How To Scrape News from Reuters with Python & Scrapy

A step-by-step guide to mining news data

Kamen Zhekov
10 min readMay 22, 2023

Welcome to this practical guide on extracting news articles from the Reuters website using Python and Scrapy.

In the age of data-driven decision-making, having the ability to harvest news data can empower us in numerous ways, from understanding trending topics to conducting sentiment analysis and enhancing data journalism. Throughout this article, we’ll unlock the potential of web scraping, transforming raw data into meaningful insights.

Whether you’re a seasoned programmer or a coding novice, this step-by-step guide is designed to equip you with the skills needed to navigate the world of web scraping. Let’s dive right in!

An Introduction to Scrapy

Imagine having your own relentless digital agent, capable of navigating the vast labyrinth of the internet, accurately extracting and curating the precise data you require. Meet Scrapy, the powerful, open-source web crawling framework that makes this fantasy a reality.

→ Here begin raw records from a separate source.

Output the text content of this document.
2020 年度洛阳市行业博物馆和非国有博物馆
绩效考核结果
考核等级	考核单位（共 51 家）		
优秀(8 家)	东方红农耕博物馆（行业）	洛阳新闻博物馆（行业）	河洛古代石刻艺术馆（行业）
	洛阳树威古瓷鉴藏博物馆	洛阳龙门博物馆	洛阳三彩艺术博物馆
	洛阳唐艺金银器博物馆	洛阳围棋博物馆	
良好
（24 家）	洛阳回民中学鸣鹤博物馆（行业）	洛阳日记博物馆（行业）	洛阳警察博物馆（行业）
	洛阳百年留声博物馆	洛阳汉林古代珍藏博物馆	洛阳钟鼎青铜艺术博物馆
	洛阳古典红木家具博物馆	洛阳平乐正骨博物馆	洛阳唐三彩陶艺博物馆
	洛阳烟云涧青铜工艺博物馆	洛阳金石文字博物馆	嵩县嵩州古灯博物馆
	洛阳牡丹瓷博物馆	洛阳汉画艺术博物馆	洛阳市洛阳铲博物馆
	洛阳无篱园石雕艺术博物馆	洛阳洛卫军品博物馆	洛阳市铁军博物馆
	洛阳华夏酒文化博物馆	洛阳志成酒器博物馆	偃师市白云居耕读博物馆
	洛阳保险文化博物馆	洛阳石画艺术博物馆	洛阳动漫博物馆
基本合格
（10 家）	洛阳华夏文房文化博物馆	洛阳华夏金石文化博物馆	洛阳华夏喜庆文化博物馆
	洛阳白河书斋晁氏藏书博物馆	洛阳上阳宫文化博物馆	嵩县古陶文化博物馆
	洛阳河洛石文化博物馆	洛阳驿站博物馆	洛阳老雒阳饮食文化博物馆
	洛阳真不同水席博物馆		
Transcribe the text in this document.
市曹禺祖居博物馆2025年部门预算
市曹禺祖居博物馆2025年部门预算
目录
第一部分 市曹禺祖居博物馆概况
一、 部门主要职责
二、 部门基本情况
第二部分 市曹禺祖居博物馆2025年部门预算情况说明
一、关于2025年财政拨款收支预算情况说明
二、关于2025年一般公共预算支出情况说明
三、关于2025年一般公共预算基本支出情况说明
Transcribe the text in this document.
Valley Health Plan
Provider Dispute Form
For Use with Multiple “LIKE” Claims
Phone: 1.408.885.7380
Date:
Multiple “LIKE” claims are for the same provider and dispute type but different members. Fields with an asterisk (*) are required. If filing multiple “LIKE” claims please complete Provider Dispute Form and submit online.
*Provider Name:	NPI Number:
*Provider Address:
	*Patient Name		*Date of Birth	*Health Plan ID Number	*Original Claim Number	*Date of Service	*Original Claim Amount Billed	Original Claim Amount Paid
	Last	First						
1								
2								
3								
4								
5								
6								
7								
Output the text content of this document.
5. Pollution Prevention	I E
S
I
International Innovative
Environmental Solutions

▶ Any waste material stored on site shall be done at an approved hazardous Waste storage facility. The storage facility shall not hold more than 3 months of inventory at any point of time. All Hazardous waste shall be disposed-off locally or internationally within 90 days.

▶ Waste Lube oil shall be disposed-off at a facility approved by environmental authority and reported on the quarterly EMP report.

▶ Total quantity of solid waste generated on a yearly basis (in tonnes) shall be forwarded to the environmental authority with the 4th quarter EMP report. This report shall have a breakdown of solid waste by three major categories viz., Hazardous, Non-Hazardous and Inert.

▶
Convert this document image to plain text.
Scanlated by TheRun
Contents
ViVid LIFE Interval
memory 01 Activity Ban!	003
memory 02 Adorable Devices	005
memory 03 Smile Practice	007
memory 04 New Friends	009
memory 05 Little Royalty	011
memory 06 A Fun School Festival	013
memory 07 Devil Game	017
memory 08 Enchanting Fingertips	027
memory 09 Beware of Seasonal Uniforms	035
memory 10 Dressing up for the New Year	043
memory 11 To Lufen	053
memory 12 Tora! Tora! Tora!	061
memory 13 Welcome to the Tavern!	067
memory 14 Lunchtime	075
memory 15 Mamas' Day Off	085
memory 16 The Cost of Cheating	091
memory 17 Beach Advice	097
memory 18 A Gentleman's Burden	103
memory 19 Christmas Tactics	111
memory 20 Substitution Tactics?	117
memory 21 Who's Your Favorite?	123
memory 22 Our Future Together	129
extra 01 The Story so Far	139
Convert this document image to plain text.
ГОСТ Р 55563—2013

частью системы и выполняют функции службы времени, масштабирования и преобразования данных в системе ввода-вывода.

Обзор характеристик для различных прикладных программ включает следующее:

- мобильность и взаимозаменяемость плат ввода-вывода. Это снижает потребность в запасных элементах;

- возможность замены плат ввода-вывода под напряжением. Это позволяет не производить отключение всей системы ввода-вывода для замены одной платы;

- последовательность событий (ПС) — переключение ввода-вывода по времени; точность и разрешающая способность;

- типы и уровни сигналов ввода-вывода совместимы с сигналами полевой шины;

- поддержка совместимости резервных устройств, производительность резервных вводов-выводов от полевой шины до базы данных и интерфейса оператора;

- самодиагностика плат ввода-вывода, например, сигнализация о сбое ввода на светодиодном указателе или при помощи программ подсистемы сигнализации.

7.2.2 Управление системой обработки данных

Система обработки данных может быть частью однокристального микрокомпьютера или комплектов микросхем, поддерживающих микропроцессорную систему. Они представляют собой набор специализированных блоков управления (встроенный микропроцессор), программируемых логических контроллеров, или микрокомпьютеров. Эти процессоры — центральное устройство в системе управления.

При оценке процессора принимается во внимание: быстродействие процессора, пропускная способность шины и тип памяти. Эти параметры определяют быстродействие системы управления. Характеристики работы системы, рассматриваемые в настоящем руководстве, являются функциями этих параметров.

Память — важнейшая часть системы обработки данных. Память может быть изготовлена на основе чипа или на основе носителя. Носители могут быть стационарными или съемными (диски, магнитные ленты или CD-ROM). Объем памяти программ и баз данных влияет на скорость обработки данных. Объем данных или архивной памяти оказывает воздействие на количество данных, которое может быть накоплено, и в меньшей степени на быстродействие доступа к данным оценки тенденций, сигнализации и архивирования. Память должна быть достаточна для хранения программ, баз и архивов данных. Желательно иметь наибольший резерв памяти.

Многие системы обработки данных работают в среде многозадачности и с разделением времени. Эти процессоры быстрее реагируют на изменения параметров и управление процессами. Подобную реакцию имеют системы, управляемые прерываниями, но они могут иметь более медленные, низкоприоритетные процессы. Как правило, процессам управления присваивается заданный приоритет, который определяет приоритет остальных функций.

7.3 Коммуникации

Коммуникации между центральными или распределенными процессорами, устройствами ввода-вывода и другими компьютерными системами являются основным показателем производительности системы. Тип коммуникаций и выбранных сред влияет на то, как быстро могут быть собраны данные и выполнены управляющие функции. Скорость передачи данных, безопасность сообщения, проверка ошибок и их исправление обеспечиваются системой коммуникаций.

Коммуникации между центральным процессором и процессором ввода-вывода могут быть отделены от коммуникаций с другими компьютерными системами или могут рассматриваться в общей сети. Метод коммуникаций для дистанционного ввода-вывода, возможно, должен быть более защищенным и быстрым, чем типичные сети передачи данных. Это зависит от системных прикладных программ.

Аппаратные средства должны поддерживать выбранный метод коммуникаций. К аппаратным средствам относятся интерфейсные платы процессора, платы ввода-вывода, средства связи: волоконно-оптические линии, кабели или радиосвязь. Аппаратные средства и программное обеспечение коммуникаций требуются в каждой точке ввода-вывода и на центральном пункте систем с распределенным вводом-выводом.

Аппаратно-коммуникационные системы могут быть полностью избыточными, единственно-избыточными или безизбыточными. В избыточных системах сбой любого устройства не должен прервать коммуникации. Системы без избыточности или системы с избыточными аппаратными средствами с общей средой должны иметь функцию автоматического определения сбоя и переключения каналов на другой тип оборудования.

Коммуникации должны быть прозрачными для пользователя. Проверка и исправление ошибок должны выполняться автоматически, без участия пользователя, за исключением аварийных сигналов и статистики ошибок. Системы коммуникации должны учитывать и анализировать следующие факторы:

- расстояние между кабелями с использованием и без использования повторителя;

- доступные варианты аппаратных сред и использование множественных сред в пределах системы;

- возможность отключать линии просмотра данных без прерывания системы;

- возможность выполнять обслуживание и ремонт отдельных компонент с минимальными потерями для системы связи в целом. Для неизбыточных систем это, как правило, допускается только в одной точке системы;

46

At its core, Scrapy is a Python library specifically engineered for web scraping, a method tailored for swift and efficient extraction of large quantities of data from websites.

This tool opens up a world of possibilities for data analysis, trend prediction, and much more. Let’s delve deeper into its functionalities of and how it can be used to harness the true power of data.

First, a few notions:

  1. Spiders: Scrapy uses scripts known as ‘spiders’ to define how a website (or a group of websites) should be used to extract information. These spiders are like the blueprint for your scraping operation, outlining where to dig — the URLs, and what to look for — the data.
  2. Requests and Response: The spiders send requests to specific URLs, which return responses containing the HTML of the webpage. In a lot of scraping cases, we would use an intermediary, such as ScrapeOps or ScrapingBee that take care of a lot of the issues you could face, such as getting blocked or facing Cloudflare protection.
  3. Selectors: Once a response is received, Scrapy uses selectors to extract the desired data. These
  4. Items: The extracted data is then stored in containers called ‘items’. Each item is a clean, organized collection of data ready for analysis — the polished gems from our data mining!

With these components, Scrapy is more than capable of tackling large-scale web scraping projects. Its ability to handle both the breadth (multiple websites) and depth (detailed data extraction) of web scraping tasks makes it a top choice for data miners globally. And today, we’re going to harness this power to dig into the treasure trove that is Reuters. Let’s get started!

Scraping Process for Reuters

The Scraping Targets

For our data mining journey, we’ve set our sights on a goldmine of information — the Reuters website. This article could easily be adapted to other news websites that function in a similar way, such as CNN or the New York Times, but we’ll use Reuters for this article. Specifically, we’re interested in scraping two types of pages from the website: the search results and individual articles.

Scraping Search Results

Our first spider, defined in the reuters.py file, will define how to extract information from the Reuters' search results. Given a specific search query — the same words you would use when searching on their website — the spider creates the URL for the search and get a list of articles with their titles, dates, and topics. When run with Scrapy, it will output a CSV with a list of those articles, and that list will be used to scrape them one by one.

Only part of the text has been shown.